After Autreat, someone was talking about how surprised she was to see a particular person having a particular kind of trouble. (I’m being vague on purpose, the kind isn’t all that important and the people involved probably want to be anonymous.) I was surprised how focused she was on this, given that lots of people there (including me) had the same kind of trouble and she did not seem alarmed that the rest of us did. I asked her about it but she hemmed and hawed more than she gave an actual answer.

I eventually got an answer from a friend of hers that was more blunt: “Nobody looking at you expected you to be high-functioning enough not to have that trouble anyway.”

Oh. (Keep in mind at that point I regarded myself as being, and looking, extremely “high functioning”, and believed in functioning levels. This was awhile ago. But, more to the point, I didn’t always have that trouble to the extent that I had it after flying across the country, especially after getting stranded between flights.)

Today a guy came over who works for the nighttime emergency service I use in lieu of a roommate. Normally, they’re sent over here for bad situations. Often I’m some combination of very ill, in pain, and immobile. Apparently there’s some mandatory part of the program that involves them coming out and meeting us on an ordinary day periodically. And I’m beginning to see why.

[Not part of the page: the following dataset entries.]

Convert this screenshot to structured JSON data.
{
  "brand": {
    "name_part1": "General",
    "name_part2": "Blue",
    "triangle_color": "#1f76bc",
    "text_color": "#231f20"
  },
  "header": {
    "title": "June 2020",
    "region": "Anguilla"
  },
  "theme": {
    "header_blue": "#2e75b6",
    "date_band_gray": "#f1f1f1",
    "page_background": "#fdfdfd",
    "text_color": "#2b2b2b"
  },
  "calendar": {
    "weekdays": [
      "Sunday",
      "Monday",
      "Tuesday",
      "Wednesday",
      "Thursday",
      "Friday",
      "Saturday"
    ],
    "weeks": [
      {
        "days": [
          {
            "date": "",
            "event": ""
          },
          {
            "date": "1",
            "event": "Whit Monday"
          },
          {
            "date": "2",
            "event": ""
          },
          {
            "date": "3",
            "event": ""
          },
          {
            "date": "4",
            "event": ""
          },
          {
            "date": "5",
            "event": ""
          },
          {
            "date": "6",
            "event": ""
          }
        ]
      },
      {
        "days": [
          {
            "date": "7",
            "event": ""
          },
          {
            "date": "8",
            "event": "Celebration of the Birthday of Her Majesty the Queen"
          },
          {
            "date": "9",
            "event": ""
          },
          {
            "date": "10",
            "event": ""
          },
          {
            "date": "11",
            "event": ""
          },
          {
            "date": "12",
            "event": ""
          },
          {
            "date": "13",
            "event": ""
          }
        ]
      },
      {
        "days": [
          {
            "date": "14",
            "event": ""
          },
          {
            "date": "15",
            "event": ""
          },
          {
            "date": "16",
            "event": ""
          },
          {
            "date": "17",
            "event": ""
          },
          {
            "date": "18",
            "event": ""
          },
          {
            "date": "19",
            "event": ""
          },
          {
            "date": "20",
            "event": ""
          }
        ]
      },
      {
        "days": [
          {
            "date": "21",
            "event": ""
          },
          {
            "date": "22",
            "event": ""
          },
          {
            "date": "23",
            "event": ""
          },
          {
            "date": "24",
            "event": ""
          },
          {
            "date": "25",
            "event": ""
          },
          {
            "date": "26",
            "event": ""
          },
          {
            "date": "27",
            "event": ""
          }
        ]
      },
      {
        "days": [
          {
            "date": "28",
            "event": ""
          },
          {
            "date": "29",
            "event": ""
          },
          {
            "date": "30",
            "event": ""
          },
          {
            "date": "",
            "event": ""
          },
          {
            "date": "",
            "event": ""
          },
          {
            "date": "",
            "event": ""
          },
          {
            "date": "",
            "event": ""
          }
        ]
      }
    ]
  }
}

Someone who mainly sees me during emergencies is going to have a much different understanding of what my baseline abilities are, than someone who sees me on an ordinary day. In fact, a person who doesn’t know me well could easily mistake the way I’m doing on a bad day, for the usual, and thus not really worry even if I’m showing clear signs of something being incredibly wrong.

This isn’t just true in medical situations, either. People who worked for this agency have disregarded signs of emotional stress on my part before because their presence caused me enough stress that they never saw me un-stressed. When my friend had to explain to them that normally I’m a fairly animated person and don’t sit meekly in a corner saying yes to everything unless I’m terrified out of my mind, they had trouble believing her.

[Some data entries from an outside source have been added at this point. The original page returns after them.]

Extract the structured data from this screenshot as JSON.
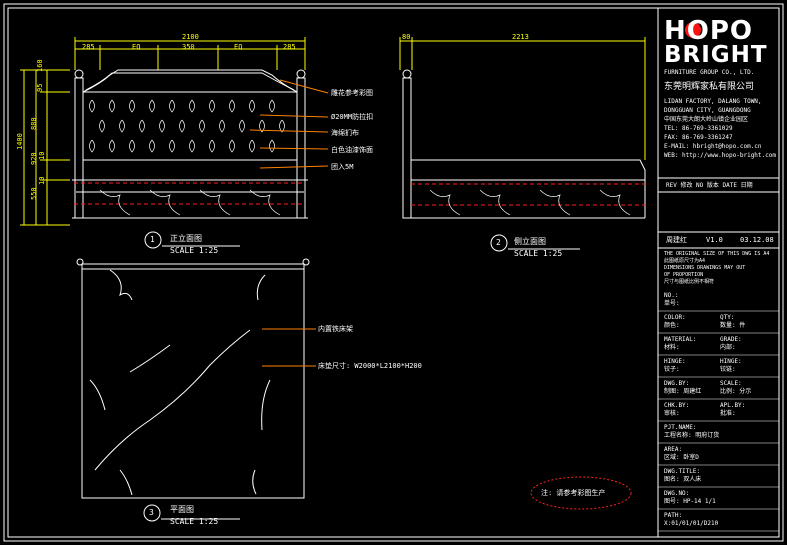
{
  "colors": {
    "background": "#000000",
    "line": "#ffffff",
    "dim": "#ffff00",
    "leader": "#ff8000",
    "dashed": "#ff2020",
    "logo_dot": "#ff1010"
  },
  "front_view": {
    "total_width": "2100",
    "segments": [
      "285",
      "EQ",
      "350",
      "EQ",
      "285"
    ],
    "left_dims": [
      "160",
      "95",
      "880",
      "1400",
      "10",
      "920",
      "10",
      "550"
    ],
    "label_num": "1",
    "label_title": "正立面图",
    "label_scale": "SCALE 1:25"
  },
  "annotations": [
    "雕花参考彩图",
    "Ø20MM防拉扣",
    "海绵扪布",
    "白色油漆饰面",
    "团入5M"
  ],
  "side_view": {
    "dim_left": "80",
    "dim_total": "2213",
    "label_num": "2",
    "label_title": "侧立面图",
    "label_scale": "SCALE 1:25"
  },
  "plan_view": {
    "note1": "内置铁床架",
    "note2": "床垫尺寸: W2000*L2100*H200",
    "label_num": "3",
    "label_title": "平面图",
    "label_scale": "SCALE 1:25"
  },
  "footnote": "注: 请参考彩图生产",
  "title_block": {
    "logo_line1": "HOPO",
    "logo_line2": "BRIGHT",
    "group": "FURNITURE GROUP CO., LTD.",
    "company_cn": "东莞明辉家私有限公司",
    "address_lines": [
      "LIDAN FACTORY, DALANG TOWN,",
      "DONGGUAN CITY, GUANGDONG",
      "中国东莞大朗大岭山镇企业园区",
      "TEL: 86-769-3361029",
      "FAX: 86-769-3361247",
      "E-MAIL: hbright@hopo.com.cn",
      "WEB: http://www.hopo-bright.com"
    ],
    "rev_header": "REV 修改  NO 版本  DATE 日期",
    "drawer": "周建红",
    "version": "V1.0",
    "date": "03.12.08",
    "notes": [
      "THE ORIGINAL SIZE OF THIS DWG IS A4",
      "此图纸原尺寸为A4",
      "DIMENSIONS DRAWINGS MAY OUT",
      "OF PROPORTION",
      "尺寸与图纸比例不相符"
    ],
    "rows": [
      {
        "l1": "NO.:",
        "l2": "单号:",
        "r1": "",
        "r2": ""
      },
      {
        "l1": "COLOR:",
        "l2": "颜色:",
        "r1": "QTY:",
        "r2": "数量:   件"
      },
      {
        "l1": "MATERIAL:",
        "l2": "材料:",
        "r1": "GRADE:",
        "r2": "内部:"
      },
      {
        "l1": "HINGE:",
        "l2": "铰子:",
        "r1": "HINGE:",
        "r2": "铰链:"
      },
      {
        "l1": "DWG.BY:",
        "l2": "制图:  周建红",
        "r1": "SCALE:",
        "r2": "比例:  分示"
      },
      {
        "l1": "CHK.BY:",
        "l2": "审核:",
        "r1": "APL.BY:",
        "r2": "批准:"
      },
      {
        "l1": "PJT.NAME:",
        "l2": "工程名称:    明府订货",
        "r1": "",
        "r2": ""
      },
      {
        "l1": "AREA:",
        "l2": "区域:       卧室D",
        "r1": "",
        "r2": ""
      },
      {
        "l1": "DWG.TITLE:",
        "l2": "图名:       双人床",
        "r1": "",
        "r2": ""
      },
      {
        "l1": "DWG.NO:",
        "l2": "图号:       HP-14    1/1",
        "r1": "",
        "r2": ""
      },
      {
        "l1": "PATH:",
        "l2": "X:01/01/01/D210",
        "r1": "",
        "r2": ""
      }
    ]
  }
}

So it actually seems like a really good idea to have people get familiar with what someone is usually like, even if what they’re normally going to be dealing with is emergencies. That way, they can tell the difference between something being wrong and something being normal for that person.

(BTW, the recent absence of posting is because I’m working on a video about my cat, and cats take a lot of time to film, at least in the contexts I’m trying to film her in.)